The last bridge, Imes Bridge, was over by the interstate. Built in 1870 it is the oldest of the remaining bridges, and has been moved twice. All of the bridges were renovated in the 1990s.


  1. Great pictures! Heading to Iowa next month and will have to add this to list of things to see.

  2. Liked this posting. I will have to show mom the photos of the covered bridges. I thought it was very interesting how they differ in style from the bridges in PA.

  3. Great idea for a post! And beautifully done.

  4. Thanks. Very interesting. I often wonder why they built covered bridges as it doesnt seem to have a purpose other than structural merit.

  5. This was a great post of the Covered Bridges! I always go out of my way to see one if I know its around!
    OH MY MAN the DUKE--I didnt even know he was from IOWA! The Statue of him is awesome--safe journey

  6. Beautiful bridges and I loved that movie, thanks for sharing I loved this post!

  7. Thanks to Google...they built covered bridges to preserve the main "road "timbers, which were very expensive to replace.

  8. This was a great tour of Madison county. That you.

    Dan (Bubbadan)

  9. Thanks for reminding me of the covered bridges. Can't wait to someday get there myself. I eat this stuff up! Great post Diana!

    Cheers! Merri

  10. Interesting Courthouse and Tower. I had no idea the book & movie were based in Iowa. I always learn something from your posts! :-)

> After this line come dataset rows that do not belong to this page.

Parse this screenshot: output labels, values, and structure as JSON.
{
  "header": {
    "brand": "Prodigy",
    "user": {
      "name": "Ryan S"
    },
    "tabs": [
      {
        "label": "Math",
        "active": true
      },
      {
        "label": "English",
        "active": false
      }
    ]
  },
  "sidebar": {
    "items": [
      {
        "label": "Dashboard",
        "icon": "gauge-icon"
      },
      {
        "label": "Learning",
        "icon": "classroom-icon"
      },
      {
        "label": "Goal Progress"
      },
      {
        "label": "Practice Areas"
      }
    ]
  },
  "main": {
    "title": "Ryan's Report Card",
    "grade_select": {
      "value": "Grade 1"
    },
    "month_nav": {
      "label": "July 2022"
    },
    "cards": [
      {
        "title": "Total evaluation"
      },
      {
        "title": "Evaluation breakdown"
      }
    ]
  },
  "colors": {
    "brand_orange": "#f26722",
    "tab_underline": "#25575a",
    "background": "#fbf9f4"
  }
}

  11. Wow! This is one of the little trips I've been wanting to take. This and The Amana Colonies. Ooh and btw, I live in the KC area, so these are either day trips (which I'm big in to) or overnighters.

  12. I'm so glad someone else sees the beauty in the history of this town. My great grandma lived here since she was young right on John Wayne Dr, just a quick walk to the parks with cannons, and a small ice cream shop in the square. I'm going back tomorrow to photograph the things I never could when I was a kid, and I'll be posting them on my blog as well!